Perc Pineda, PhD
Chief Economist, PLASTICS
The U.S. economy expanded at an annualized rate of 2.3% in the fourth quarter, with full-year growth reaching 2.8%. While sectoral imbalances persisted in 2024—particularly in the sluggish manufacturing and housing sectors—the household sector remained a key driver of economic growth.
Personal Consumption Expenditures (PCE), which measures household spending, rose at an annualized rate of 4.2% in the fourth quarter. Durable goods consumption increased by 12.1%, while nondurable goods consumption rose by 3.0%. For the full year, PCE grew by 2.8%, with durable and nondurable goods consumption up 3.3% and 1.9%, respectively. Services consumption increased by 3.0%.
Consumer engagement in 2025 will be a critical factor in determining economic growth.
Consumer Sentiment and Debt
Based on the University of Michigan’s monthly consumer sentiment survey, consumer sentiment declined to 64.7 in February 2025, down from 71.1 in January. Despite stronger sentiment in January, retail and food services sales fell by 0.9% that month, contradicting the survey’s indication of consumer confidence. It will be interesting to see February retail sales—particularly for discretionary items—to determine whether they contradict the downward shift in consumer confidence from January to February.

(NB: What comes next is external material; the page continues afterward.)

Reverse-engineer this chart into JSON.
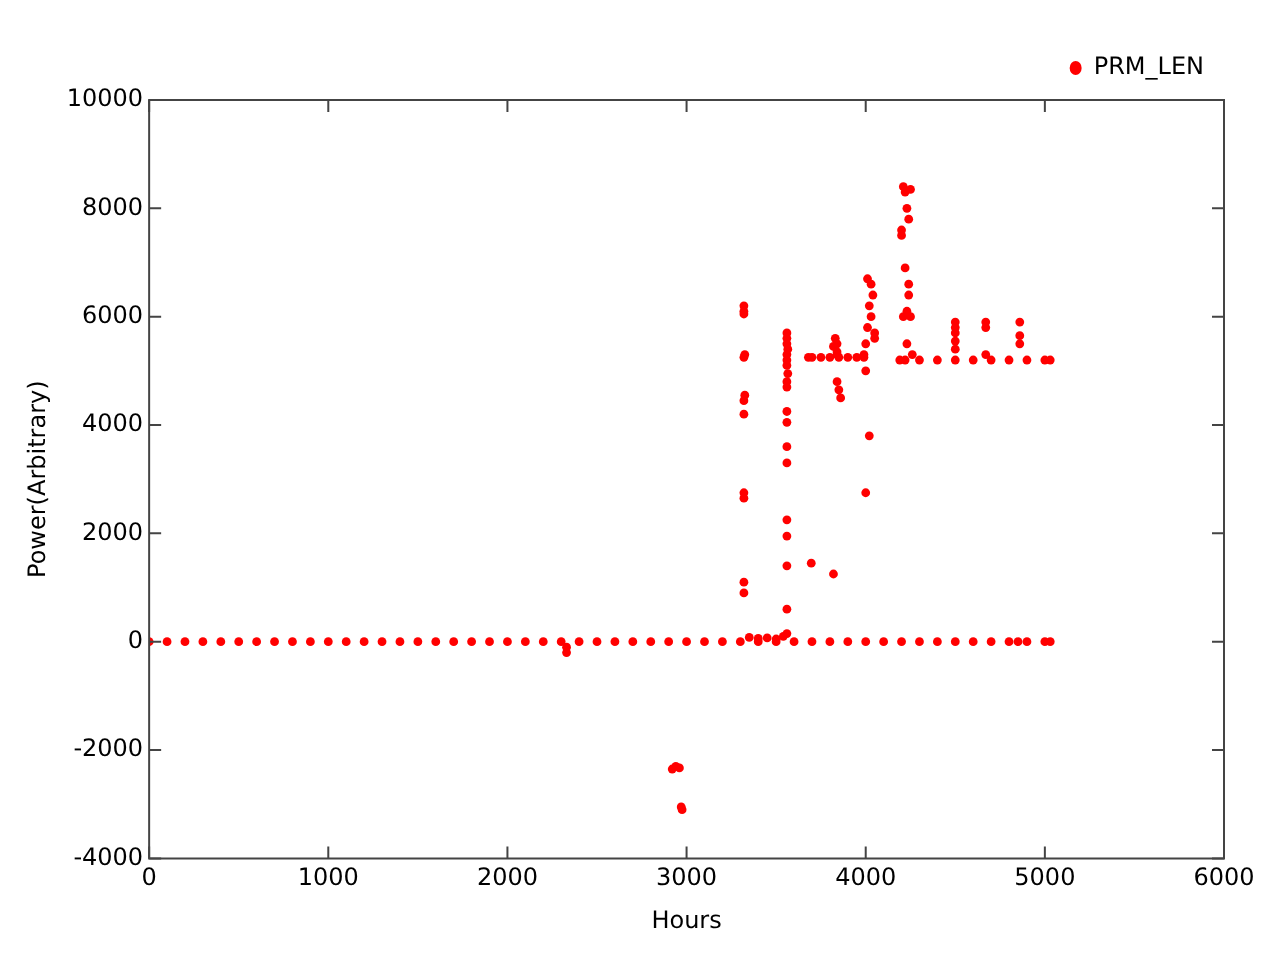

With employment as the primary source of income for most consumers, signs of a cooling labor market could influence expectations and, in turn, spending. Since March 2022, total nonfarm job openings have been on a downward trajectory. Given modest real disposable personal income growth—averaging just 0.2% per month in 2024—consumer spending will likely rely more on credit. The latest Federal Reserve data show that credit card debt and other revolving consumer loans at all commercial banks have reached $1.1 trillion.
Inflation and interest rates
The year began with headline inflation, as measured by the Consumer Price Index (CPI), rising to 3.0% in January from 2.9% in December, raising concerns that price pressures are not easing as expected. Core CPI also inched up from 3.2% to 3.3% over the same period. Higher-than-expected inflation was driven by rising food and energy costs—exacerbated by colder winter conditions—along with increased shelter and transportation service prices.

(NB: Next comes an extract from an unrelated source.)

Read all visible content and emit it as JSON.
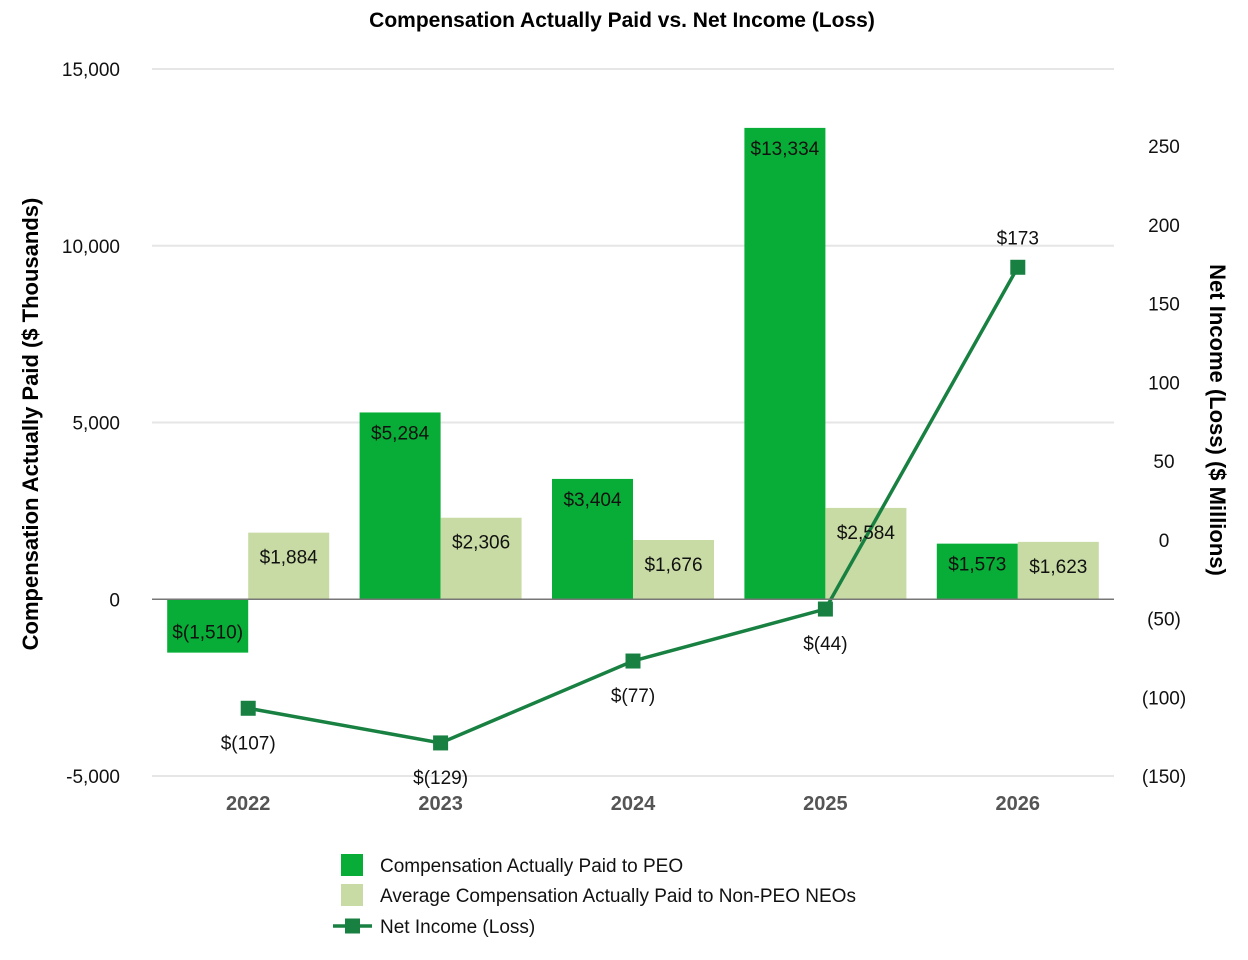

Based on the Federal Reserve’s preferred inflation measure, the PCE price index, headline PCE inflation rose 2.5% year over year in January, while core PCE increased 2.6%, down from 2.6% and 2.9%, respectively, in December. Although this may suggest a slowing pace of price increases, the Federal Reserve is still expected to cut interest rates later rather than sooner—absent a clear downward inflation trend. As a result, household spending will persist despite elevated prices and higher borrowing costs, with discretionary spending likely to moderate while nondiscretionary spending remains stable.
Sectoral Imbalances
Although the U.S. economy performed well in 2024, some sectors experienced negative growth. Expansion in finance, technology, healthcare, and services offset declines in manufacturing, homebuilding, and home sales. Manufacturing remains the primary market for the plastics industry, while building and construction is one of its key end markets.

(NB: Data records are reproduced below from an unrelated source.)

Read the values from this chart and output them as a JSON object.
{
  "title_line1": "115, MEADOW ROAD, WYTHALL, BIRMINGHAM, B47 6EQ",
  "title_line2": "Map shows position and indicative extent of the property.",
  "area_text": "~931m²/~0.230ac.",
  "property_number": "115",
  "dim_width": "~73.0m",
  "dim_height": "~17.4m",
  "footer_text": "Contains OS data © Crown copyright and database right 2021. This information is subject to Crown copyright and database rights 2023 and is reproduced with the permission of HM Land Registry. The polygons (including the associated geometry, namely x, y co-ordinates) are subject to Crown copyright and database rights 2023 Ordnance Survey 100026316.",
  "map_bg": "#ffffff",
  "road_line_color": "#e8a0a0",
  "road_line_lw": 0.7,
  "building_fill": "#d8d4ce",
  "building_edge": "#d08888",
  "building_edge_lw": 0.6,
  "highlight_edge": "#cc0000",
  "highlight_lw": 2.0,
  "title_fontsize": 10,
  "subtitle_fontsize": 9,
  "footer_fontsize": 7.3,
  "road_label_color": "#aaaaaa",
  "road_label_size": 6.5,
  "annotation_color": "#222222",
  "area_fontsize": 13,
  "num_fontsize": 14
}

Residential investment spending rose 5.4% in the fourth quarter, reversing two consecutive quarters of decline. However, whether this signals renewed consumer engagement in housing remains uncertain. A 9.8% drop in housing starts in January from December suggests it may be premature to conclude that homebuilding is on a solid recovery path.
While household balance sheets remain healthy, based on third-quarter 2024 data from the Federal Reserve—showing household assets far exceeding liabilities—cautiously optimistic consumers could lead to moderate economic growth in the first quarter. While consumer spending may continue to support growth, its momentum is not unlimited.